The slight Cambridge-educated barrister, who joined Theodore Goddard out of law school on Marie Stacey’s team, caught the eye of the Rolling Stones business manager Prince Rupert Lowenstein.
Eventually forming Smyth Barkham to absorb Goddard’s private clients, her relationship with Prince Lowenstein also became a mentorship; ultimately seeing her become Supervisory Director of the Stones Dutch businesses, which hold all their rights.
In 2010, she became the Rolling Stones’ manager in full.
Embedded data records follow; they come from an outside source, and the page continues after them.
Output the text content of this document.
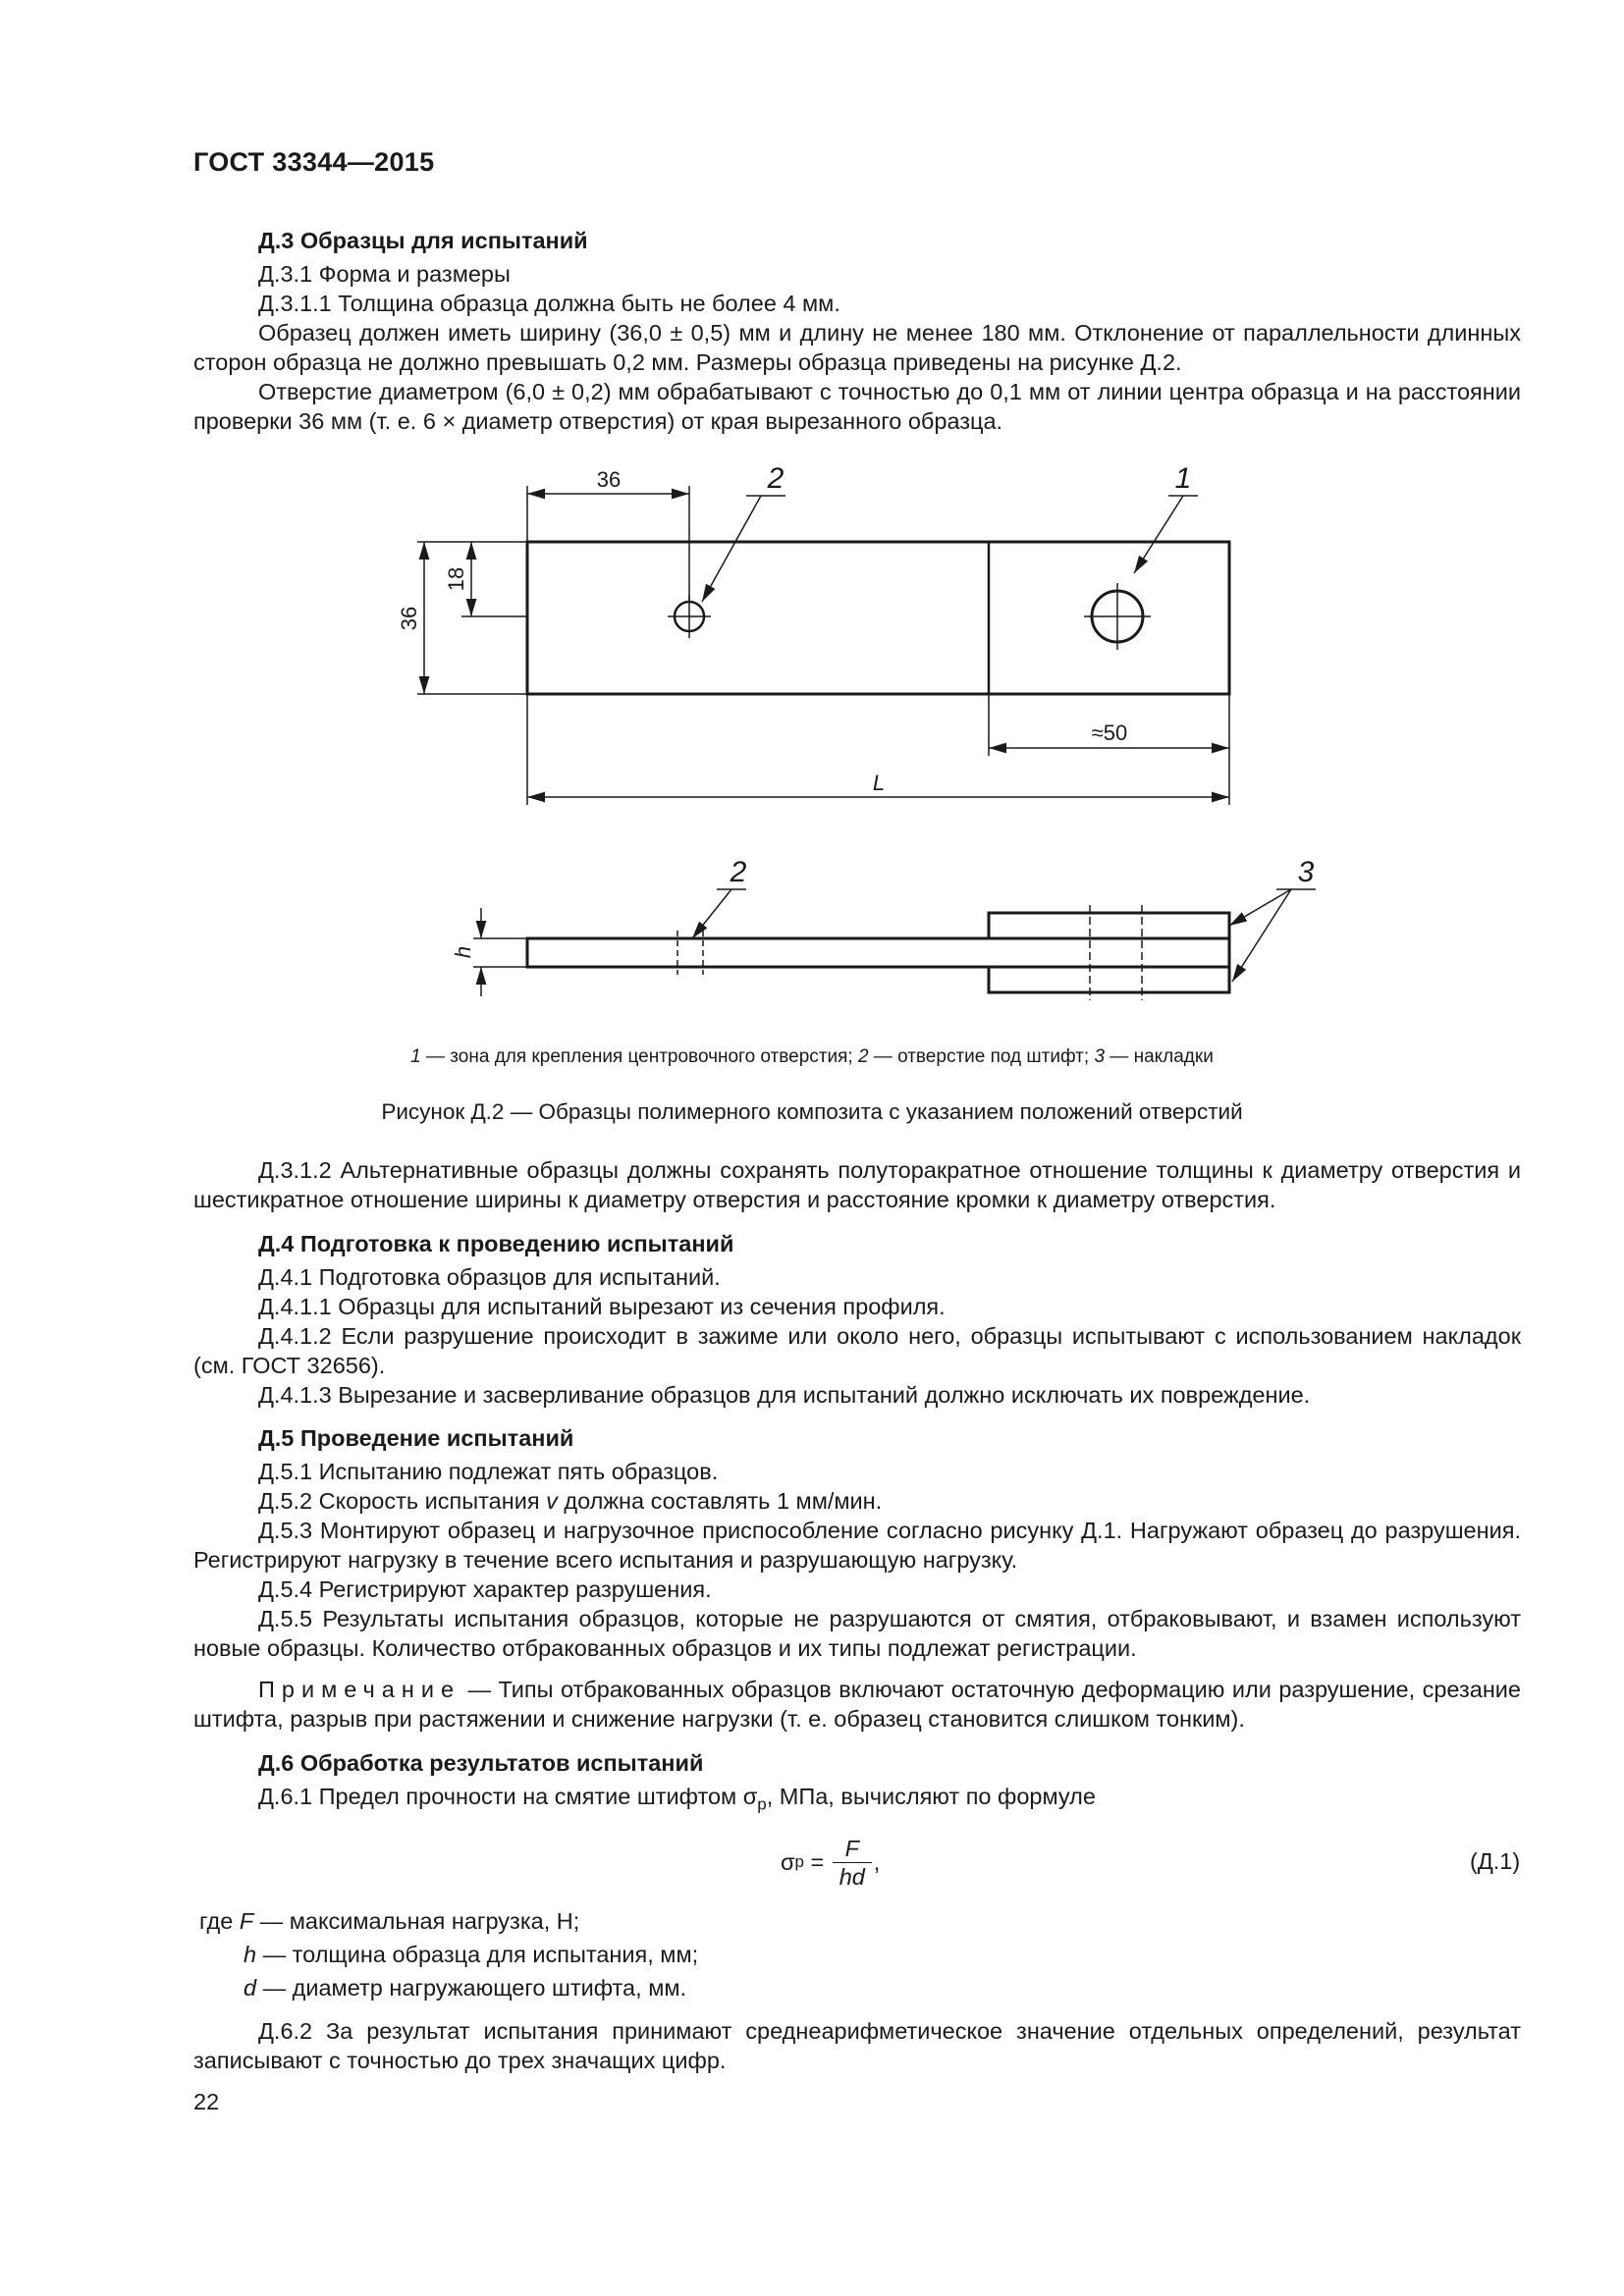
ГОСТ 33344—2015
Д.3 Образцы для испытаний
Д.3.1 Форма и размеры
Д.3.1.1 Толщина образца должна быть не более 4 мм.
Образец должен иметь ширину (36,0 ± 0,5) мм и длину не менее 180 мм. Отклонение от параллельности длинных сторон образца не должно превышать 0,2 мм. Размеры образца приведены на рисунке Д.2.
Отверстие диаметром (6,0 ± 0,2) мм обрабатывают с точностью до 0,1 мм от линии центра образца и на расстоянии проверки 36 мм (т. е. 6 × диаметр отверстия) от края вырезанного образца.
36
36
18
≈50
L
h
2	1
2	3
1 — зона для крепления центровочного отверстия; 2 — отверстие под штифт; 3 — накладки
Рисунок Д.2 — Образцы полимерного композита с указанием положений отверстий
Д.3.1.2 Альтернативные образцы должны сохранять полуторакратное отношение толщины к диаметру отверстия и шестикратное отношение ширины к диаметру отверстия и расстояние кромки к диаметру отверстия.
Д.4 Подготовка к проведению испытаний
Д.4.1 Подготовка образцов для испытаний.
Д.4.1.1 Образцы для испытаний вырезают из сечения профиля.
Д.4.1.2 Если разрушение происходит в зажиме или около него, образцы испытывают с использованием накладок (см. ГОСТ 32656).
Д.4.1.3 Вырезание и засверливание образцов для испытаний должно исключать их повреждение.
Д.5 Проведение испытаний
Д.5.1 Испытанию подлежат пять образцов.
Д.5.2 Скорость испытания v должна составлять 1 мм/мин.
Д.5.3 Монтируют образец и нагрузочное приспособление согласно рисунку Д.1. Нагружают образец до разрушения. Регистрируют нагрузку в течение всего испытания и разрушающую нагрузку.
Д.5.4 Регистрируют характер разрушения.
Д.5.5 Результаты испытания образцов, которые не разрушаются от смятия, отбраковывают, и взамен используют новые образцы. Количество отбракованных образцов и их типы подлежат регистрации.
Примечание — Типы отбракованных образцов включают остаточную деформацию или разрушение, срезание штифта, разрыв при растяжении и снижение нагрузки (т. е. образец становится слишком тонким).
Д.6 Обработка результатов испытаний
Д.6.1 Предел прочности на смятие штифтом $\sigma_p$, МПа, вычисляют по формуле
σ p =
F
hd
,	(Д.1)
где F — максимальная нагрузка, Н;
h — толщина образца для испытания, мм;
d — диаметр нагружающего штифта, мм.
Д.6.2 За результат испытания принимают среднеарифметическое значение отдельных определений, результат записывают с точностью до трех значащих цифр.
22
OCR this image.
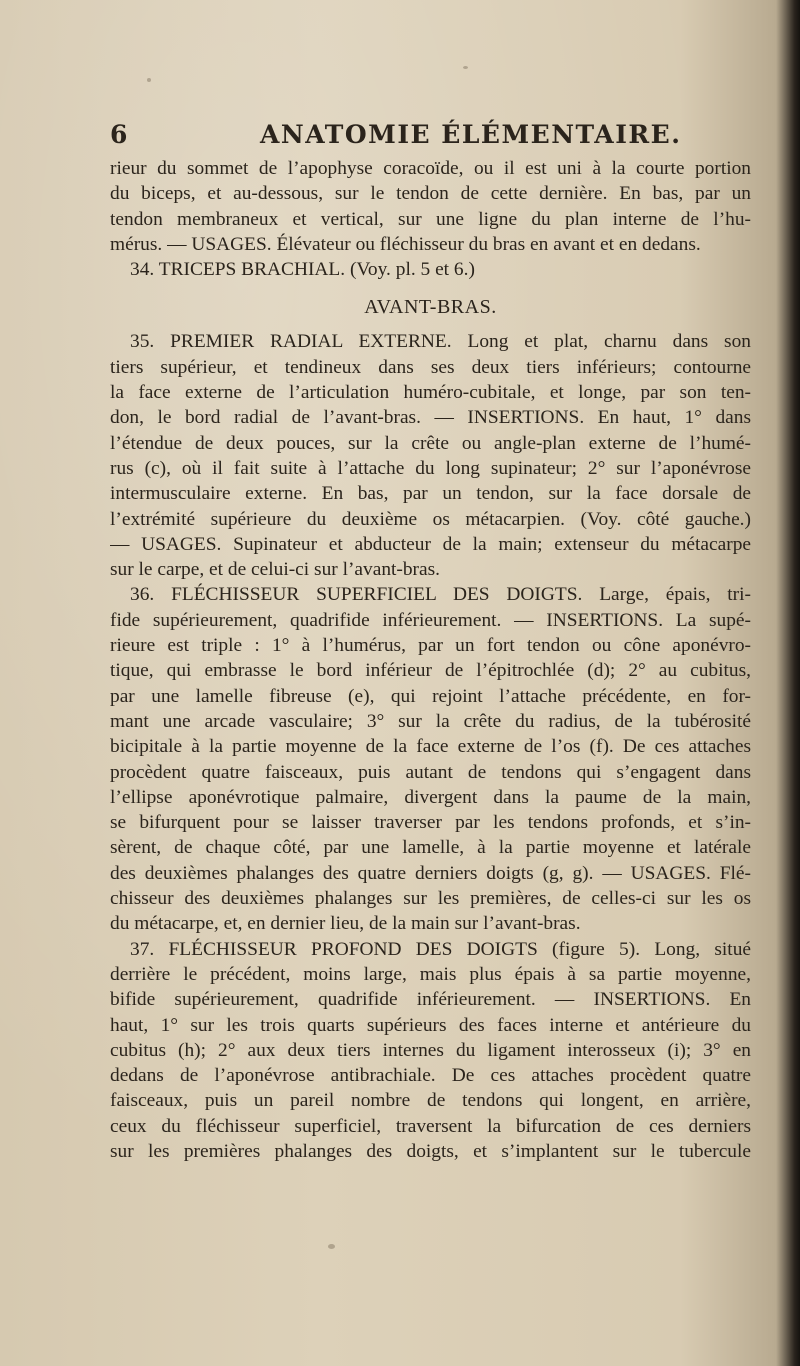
6	ANATOMIE ÉLÉMENTAIRE.
rieur du sommet de l’apophyse coracoïde, ou il est uni à la courte portion
du biceps, et au-dessous, sur le tendon de cette dernière. En bas, par un
tendon membraneux et vertical, sur une ligne du plan interne de l’hu-
mérus. — USAGES. Élévateur ou fléchisseur du bras en avant et en dedans.
34. TRICEPS BRACHIAL. (Voy. pl. 5 et 6.)
AVANT-BRAS.
35. PREMIER RADIAL EXTERNE. Long et plat, charnu dans son
tiers supérieur, et tendineux dans ses deux tiers inférieurs; contourne
la face externe de l’articulation huméro-cubitale, et longe, par son ten-
don, le bord radial de l’avant-bras. — INSERTIONS. En haut, 1° dans
l’étendue de deux pouces, sur la crête ou angle-plan externe de l’humé-
rus (c), où il fait suite à l’attache du long supinateur; 2° sur l’aponévrose
intermusculaire externe. En bas, par un tendon, sur la face dorsale de
l’extrémité supérieure du deuxième os métacarpien. (Voy. côté gauche.)
— USAGES. Supinateur et abducteur de la main; extenseur du métacarpe
sur le carpe, et de celui-ci sur l’avant-bras.
36. FLÉCHISSEUR SUPERFICIEL DES DOIGTS. Large, épais, tri-
fide supérieurement, quadrifide inférieurement. — INSERTIONS. La supé-
rieure est triple : 1° à l’humérus, par un fort tendon ou cône aponévro-
tique, qui embrasse le bord inférieur de l’épitrochlée (d); 2° au cubitus,
par une lamelle fibreuse (e), qui rejoint l’attache précédente, en for-
mant une arcade vasculaire; 3° sur la crête du radius, de la tubérosité
bicipitale à la partie moyenne de la face externe de l’os (f). De ces attaches
procèdent quatre faisceaux, puis autant de tendons qui s’engagent dans
l’ellipse aponévrotique palmaire, divergent dans la paume de la main,
se bifurquent pour se laisser traverser par les tendons profonds, et s’in-
sèrent, de chaque côté, par une lamelle, à la partie moyenne et latérale
des deuxièmes phalanges des quatre derniers doigts (g, g). — USAGES. Flé-
chisseur des deuxièmes phalanges sur les premières, de celles-ci sur les os
du métacarpe, et, en dernier lieu, de la main sur l’avant-bras.
37. FLÉCHISSEUR PROFOND DES DOIGTS (figure 5). Long, situé
derrière le précédent, moins large, mais plus épais à sa partie moyenne,
bifide supérieurement, quadrifide inférieurement. — INSERTIONS. En
haut, 1° sur les trois quarts supérieurs des faces interne et antérieure du
cubitus (h); 2° aux deux tiers internes du ligament interosseux (i); 3° en
dedans de l’aponévrose antibrachiale. De ces attaches procèdent quatre
faisceaux, puis un pareil nombre de tendons qui longent, en arrière,
ceux du fléchisseur superficiel, traversent la bifurcation de ces derniers
sur les premières phalanges des doigts, et s’implantent sur le tubercule
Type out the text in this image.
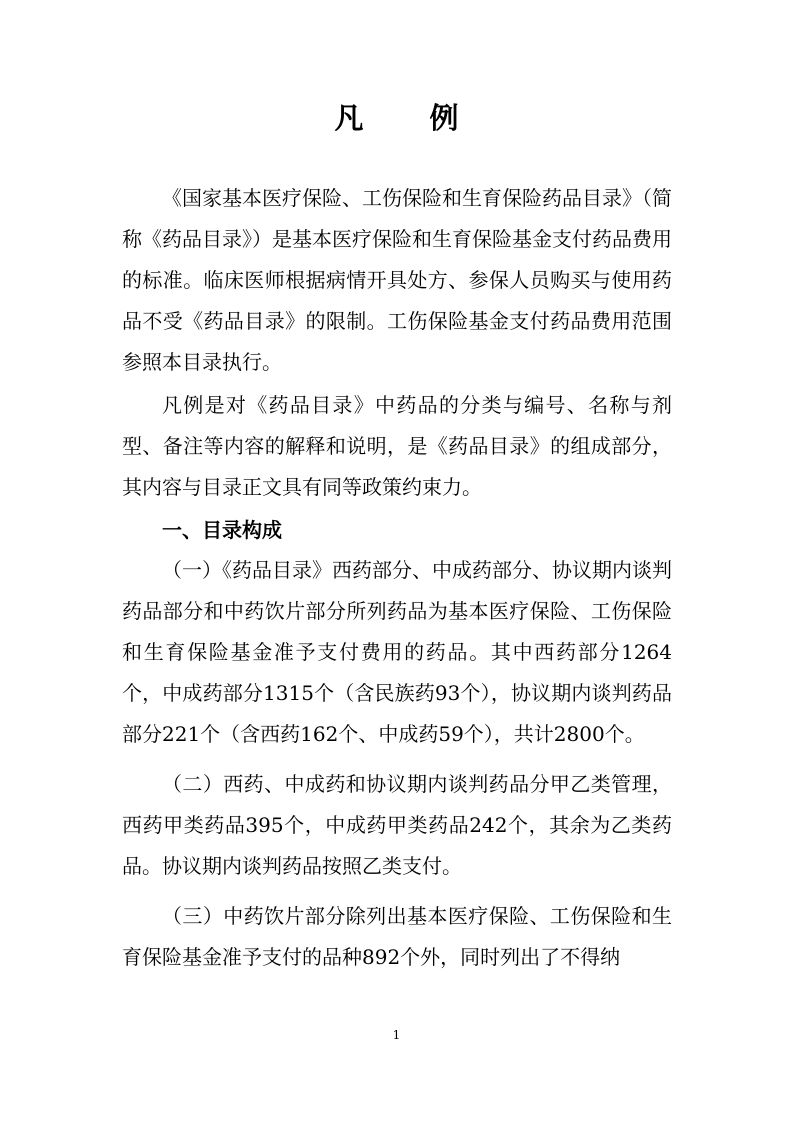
凡 例

《国家基本医疗保险、工伤保险和生育保险药品目录》（简称《药品目录》）是基本医疗保险和生育保险基金支付药品费用的标准。临床医师根据病情开具处方、参保人员购买与使用药品不受《药品目录》的限制。工伤保险基金支付药品费用范围参照本目录执行。

凡例是对《药品目录》中药品的分类与编号、名称与剂型、备注等内容的解释和说明，是《药品目录》的组成部分，其内容与目录正文具有同等政策约束力。

一、目录构成

（一）《药品目录》西药部分、中成药部分、协议期内谈判药品部分和中药饮片部分所列药品为基本医疗保险、工伤保险和生育保险基金准予支付费用的药品。其中西药部分1264个，中成药部分1315个（含民族药93个），协议期内谈判药品部分221个（含西药162个、中成药59个），共计2800个。

（二）西药、中成药和协议期内谈判药品分甲乙类管理，西药甲类药品395个，中成药甲类药品242个，其余为乙类药品。协议期内谈判药品按照乙类支付。

（三）中药饮片部分除列出基本医疗保险、工伤保险和生育保险基金准予支付的品种892个外，同时列出了不得纳

1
“I wake up every day, thinking how lucky I am,” she responded via email. “I remember the words of my great legal mentor, a woman way ahead of her time whose mantra was ‘You are only as good as your team.’” With the Stones poised to celebrate six decades in 2022, she notes the band’s desire to evolve their music as well as their legacy.
“Unzipped: The Rolling Stones Exhibition” heads to Europe, slated to open in Groningen, the Netherlands, this fall. There are other plans, too early to announce, “not simply looking back at the great achievements of the past, but acknowledging the relevance of the Rolling Stones today by a variety of special projects which will incorporate new music as well as their astonishing catalogue.”
And the Stones can adapt. After the US leg of “No Filter 2019 Tour” met delays, they dug in. “The last shows of the original schedule became the first of the new…Full credit to the principals themselves and Concert West. It was a true team effort. “And just as we thought we were free from further hassle, we found ourselves meeting hurricanes, which meant moving New Orleans a day back and Miami a day forward. It is rock & roll after all…”
Whether she manages the most iconic rock band or not, Smyth embraces team building. Coming up in a proper British law firm, her sense of sophistication tempers stunning reality. “You need to lead from the front, but be seen at the coalface, too – never ask some poor Jimmy to do a job you would not be prepared to do yourself If you had to.”